Evolutionary Trigger Detection and Lightweight Model Repair Based Backdoor Defense

TL;DR

This paper introduces an efficient backdoor defense for deep neural networks using evolutionary trigger detection and lightweight model repair, effectively identifying and mitigating backdoors even with limited resources.

Contribution

It proposes CETF, an evolutionary algorithm-based trigger detection method, and combines it with lightweight unlearning techniques for effective backdoor mitigation.

Findings

CETF accurately detects triggers in various attack scenarios.

The combined approach effectively repairs backdoored models.

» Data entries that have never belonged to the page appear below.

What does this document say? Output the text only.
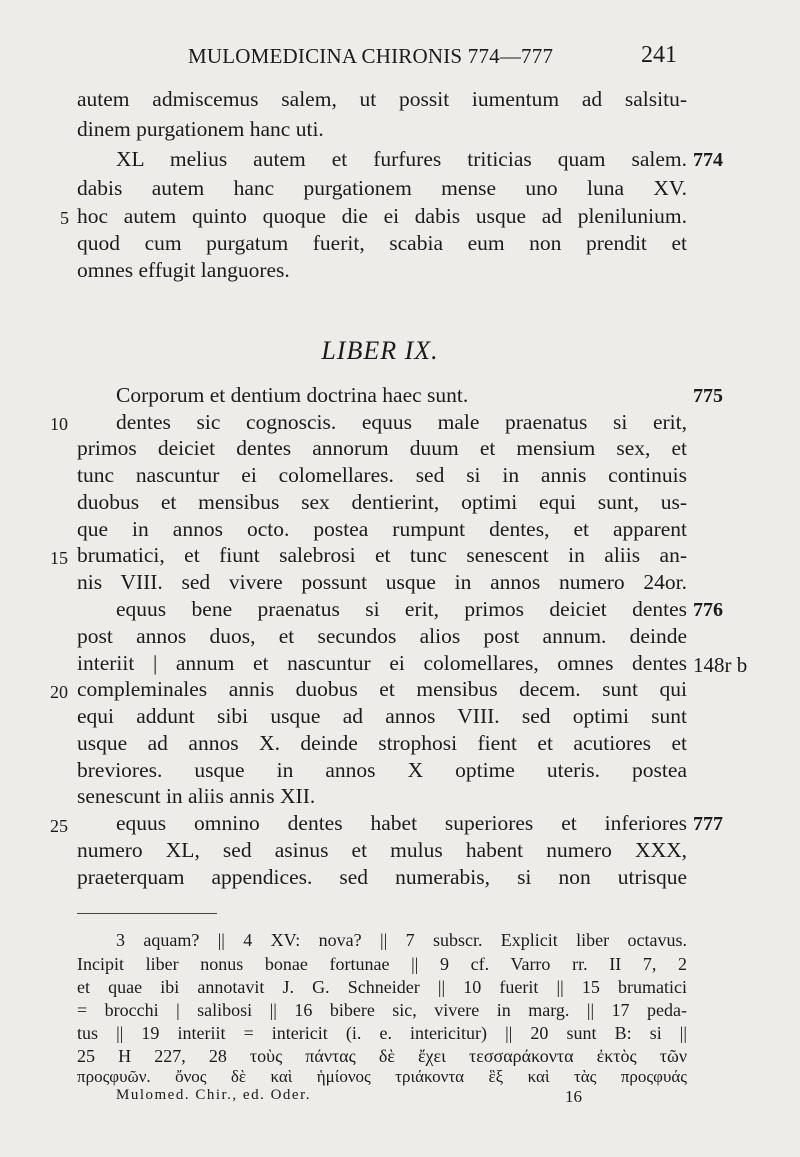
MULOMEDICINA CHIRONIS 774—777	241
autem admiscemus salem, ut possit iumentum ad salsitu-
dinem purgationem hanc uti.
XL melius autem et furfures triticias quam salem.
dabis autem hanc purgationem mense uno luna XV.
hoc autem quinto quoque die ei dabis usque ad plenilunium.
quod cum purgatum fuerit, scabia eum non prendit et
omnes effugit languores.
LIBER IX.
Corporum et dentium doctrina haec sunt.
dentes sic cognoscis. equus male praenatus si erit,
primos deiciet dentes annorum duum et mensium sex, et
tunc nascuntur ei colomellares. sed si in annis continuis
duobus et mensibus sex dentierint, optimi equi sunt, us-
que in annos octo. postea rumpunt dentes, et apparent
brumatici, et fiunt salebrosi et tunc senescent in aliis an-
nis VIII. sed vivere possunt usque in annos numero 24or.
equus bene praenatus si erit, primos deiciet dentes
post annos duos, et secundos alios post annum. deinde
interiit | annum et nascuntur ei colomellares, omnes dentes
compleminales annis duobus et mensibus decem. sunt qui
equi addunt sibi usque ad annos VIII. sed optimi sunt
usque ad annos X. deinde strophosi fient et acutiores et
breviores. usque in annos X optime uteris. postea
senescunt in aliis annis XII.
equus omnino dentes habet superiores et inferiores
numero XL, sed asinus et mulus habent numero XXX,
praeterquam appendices. sed numerabis, si non utrisque
5
10
15
20
25
774
775
776
148r b
777
3 aquam? || 4 XV: nova? || 7 subscr. Explicit liber octavus.
Incipit liber nonus bonae fortunae || 9 cf. Varro rr. II 7, 2
et quae ibi annotavit J. G. Schneider || 10 fuerit || 15 brumatici
= brocchi | salibosi || 16 bibere sic, vivere in marg. || 17 peda-
tus || 19 interiit = intericit (i. e. intericitur) || 20 sunt B: si ||
25 H 227, 28 τοὺς πάντας δὲ ἔχει τεσσαράκοντα ἐκτὸς τῶν
προςφυῶν. ὄνος δὲ καὶ ἡμίονος τριάκοντα ἓξ καὶ τὰς προςφυάς
Mulomed. Chir., ed. Oder.	16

The method is practical and stable across different conditions.

Abstract

Deep Neural Networks (DNNs) have been widely used in many areas such as autonomous driving and face recognition. However, DNN model is fragile to backdoor attack. A backdoor in the DNN model can be activated by a poisoned input with trigger and leads to wrong prediction, which causes serious security issues in applications. It is challenging for current defenses to eliminate the backdoor effectively with limited computing resources, especially when the sizes and numbers of the triggers are variable as in the physical world. We propose an efficient backdoor defense based on evolutionary trigger detection and lightweight model repair. In the first phase of our method, CAM-focus Evolutionary Trigger Filter (CETF) is proposed for trigger detection. CETF is an effective sample-preprocessing based method with the evolutionary algorithm, and our experimental results show that CETF not only distinguishes the images with triggers accurately from the clean images, but also can be widely used in practice for its simplicity and stability in different backdoor attack situations. In the second phase of our method, we leverage several lightweight unlearning methods with the trigger detected by CETF for model repair, which also constructively demonstrate the underlying correlation of the backdoor with Batch Normalization layers. Source code will be published after accepted.